“Una singola morte è una tragedia, un milione di morti sono statistica.”
Cortelà son dieci case sparse e tutt’attorno vigne.
C’abitava Renato Turetta.
Renato è morto l’altro giorno a 67 anni, dopo un mese e più che l’avevano portato in ospedale.
Giocava sempre a carte con “el Moro”, che poi era il soprannome con cui a Vo’ chiamavano Adriano Trevisan, il primo decesso diagnosticato in Italia per quella cosa lì che c’abbiamo tra i piedi, che è così veloce e stronza che arriva fino a Cortelà e manco te ne accorgi.
“Una singola morte è una tragedia, un milione di morti sono statistica.”
Io c’ho sempre un po’ le vertigini davanti ai numeri grandi ed è per quello che cerco di aggrapparmi alle cose più piccole, che riesco a vedere meglio, a capire meglio, senza prendere degli svarioni da far girare la testa.
E allora torno sempre a Vo’, con i suoi 3.300 abitanti, un poco meno che qui dove abito io, magari dove state voi.
Lì è successo che, subito dopo che è morto el Moro, hanno testato tutti e alla fine è venuto fuori che c’erano altri 87 contagiati. Fa più o meno il 3% dell’intera popolazione di Vo’.
Più della metà di quelli contagiati è risultata “asintomatica”, che poi vuol dire che stava bene, non c’aveva neanche il raffreddore. Una quarantina di persone insomma, ignare e contagiose.
Finita la quarantena (di due settimane) tutti quelli di Vo’ hanno rifatto il test e i contagiati erano rimasti solo 7 (anche qui asintomatici). Che è lo 0,002% o per meglio dire il “due per mille”.
Un gran risultato, che ci deve far sperare. Ma sperare con attenzione e prudenza.

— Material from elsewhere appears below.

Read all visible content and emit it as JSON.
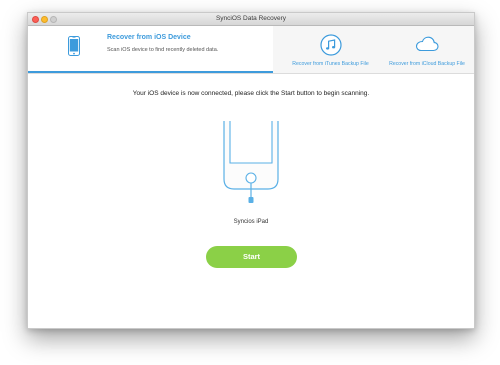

Alla fine delle due settimane, se non ci fossero stati i test, “gli asintomatici sette” sarebbero usciti dalla quarantena continuando la loro vita di prima: girando, lavorando, abbracciando, giocando e contagiando gli altri 3.000 e rotti abitanti di Vo’ che non avevano ancora contratto la malattia al primo giro.
Questa è la brutta notizia.
Dobbiamo fare ogni sforzo di isolamento in queste settimane, ogni sforzo possibile perché serve e servirà. Ma non basta.
Se non ci attrezziamo, la giostra continuerà a girare.
Il nostro orizzonte non può essere il 3 aprile.
Non è che da quella data riparte la vita di prima. Questo è bene che ce lo diciamo con sincerità.
Ma occorre prepararci da ora, subito, immediatamente, con una strategia che ci porti fuori dall’emergenza.
E questa strategia, come ha detto Andrea Crisanti dell’Università di Padova (uno che i test ce li aveva pronti il 18 gennaio e voleva farli a chi tornava dalla Cina, ma gli hanno detto di no), si chiama “sorveglianza sanitaria attiva di massa” che passa anche attraverso la nostra capacità di fare e analizzare migliaia e migliaia di tamponi al giorno, in ogni parte d’Italia. Bisogna attrezzarsi per quello, investirci soldi e risorse. Subito.
E’ un po’ come gli incendi nei boschi.
La nostra urgenza ora è spegnere questo grande incendio che minaccia le nostre case, le nostre città, il nostro vivere.
Ma viviamo e vivremo per diverso tempo in una stagione secca, su una terra arida e pronta al primo colpo di vento a riprender fuoco.
Dobbiamo attrezzarci con risorse umane e materiali per capire in tempo reale dov’è più forte il pericolo. Spegnere sul nascere la più piccola fiamma e far terra bruciata intorno.
Solo così un giorno torneremo a raccontare le morti come tragedia e non come statistica.
E poi arriverà, finalmente, la stagione delle piogge.